Welcome to the MongoDB community and thank you for your question! The Query Targeting alert today is based off the Query Targeting metric on your monitoring charts. If you go back in history to your monitoring charts when you saw a false positive Query Targeting alert trigger, are you able to see a spike in the Query Targeting metric?
It could definitely be the case that the Query Profiler missed an operation because the query had a high query targeting ratio but did not exceed a certain slowms execution time filter. This is a gap that we are currently working to address. In the near future, we will be updating Atlas Query Profiler to profile operations based on their slowms execution time as well as their query targeting ratio. This should help provide more visibility into those inefficient queries. However, in the meantime, would you mind checking your Monitoring charts to see if there is actually a spike in Query Targeting?
It seems that there was a spike in the monitoring chart last night, but nothing showed up in the profiler.
However, when there was a lot more traffic on our site last hour, the profiler showed a lot of queries with the same Examined:Returned Ratio issue (mostly the same query, but one that we know of and can’t do much about at the moment) but we didn’t receive any alert, so my guess is that it’s based on the average for a certain period.
I think this improvement would definitely help. Maybe another improvement could be the same alert, but for non-indexed queries only.

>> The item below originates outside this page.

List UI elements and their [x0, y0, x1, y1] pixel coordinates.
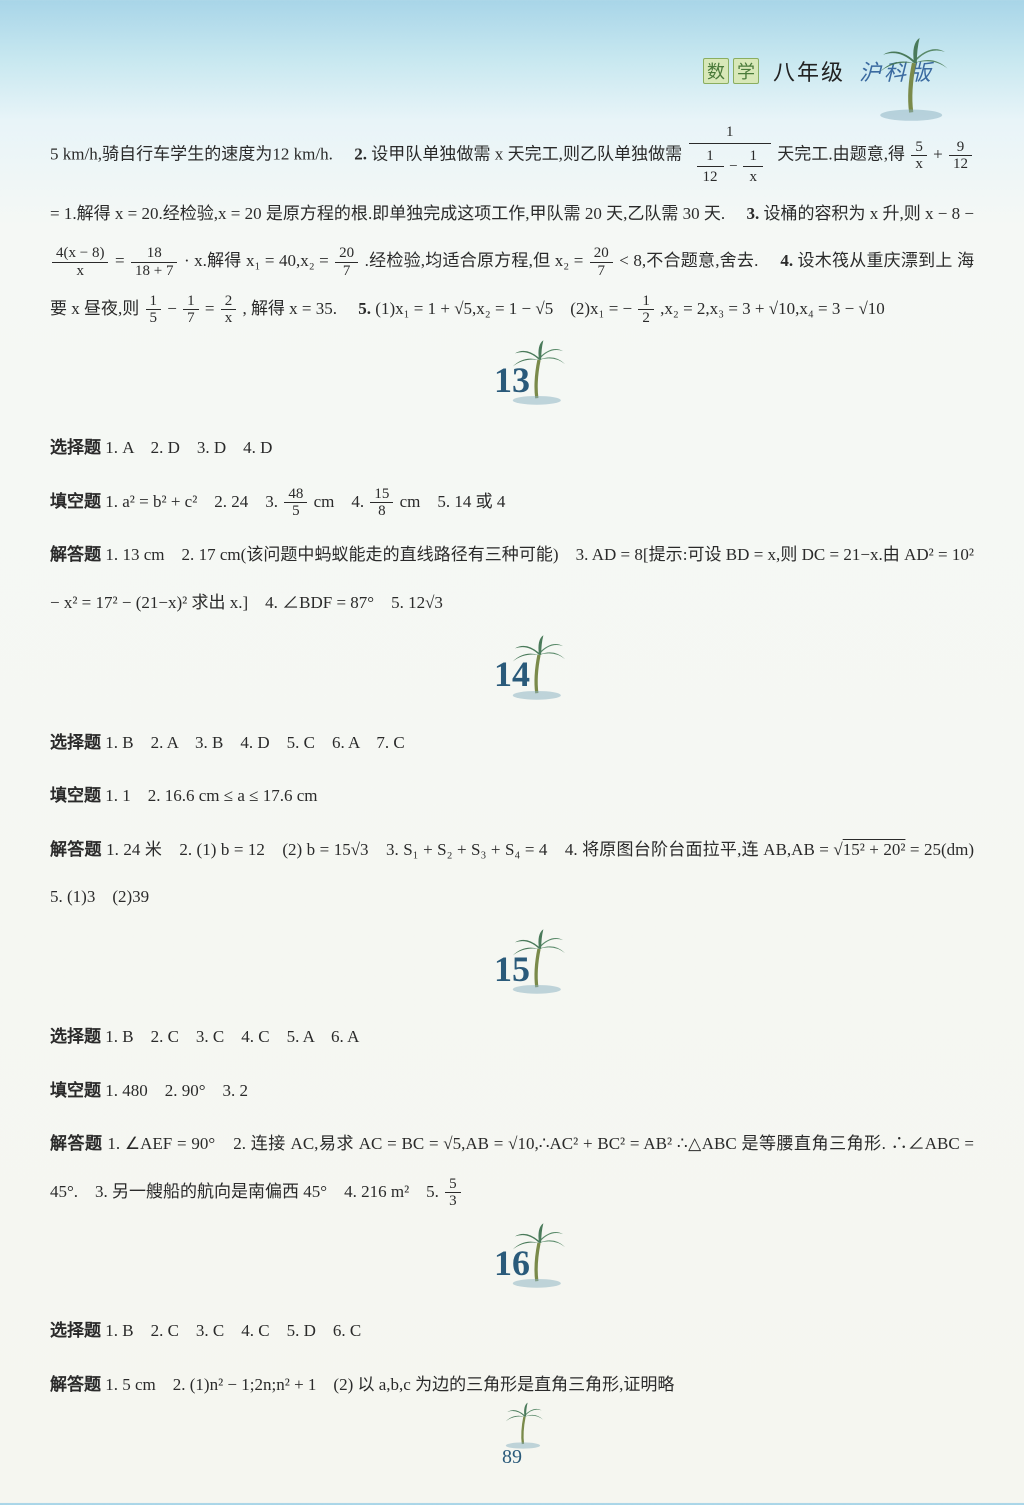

So, to come back to the alert, is it safe to ignore the alert if the operation is not actually slow ? It’s likely to be the same query as above (or maybe we can just increase the threshold a bit higher?).
The alert should have triggered, but if it did trigger from the past hour, it won’t trigger again until the next hour. Just curious, could it be possible that the alert didn’t trigger because it had already triggered the last hour?
We do also have a separate longer-term project to have the alert trigger based on Query Targeting per query shape. I think this will also help as we’ll be able to include the offending query shape in the alert details and possibly exclude certain query shapes from being alerted on.
A high query targeting value is typically indicative of a poorly optimized query and could mean that there might be another or other indexes that would better serve the query. If you navigate to the Performance Advisor, do you see any index recommendations related to that query shape? I might recommend seeing if there are other indexes that might be beneficial (while weighing the potential write performance costs) to see if we can make that query more efficient.
It doesn’t seems the behavior we see, for example during the day we can see a lot of queries with high Examined:Returned Ratio in the profiler but we don’t receive a single alert, but during the night or weekend there is also one or two alerts
There is a couple so we will try to see if we can improve on that but the query and index shown (and the one we see most frequently on profiler) has an avg of 99ms according (on a large users collection) so it’s not critical yet, we are just really curious about the alert and the query which trigger it - we we can’t see.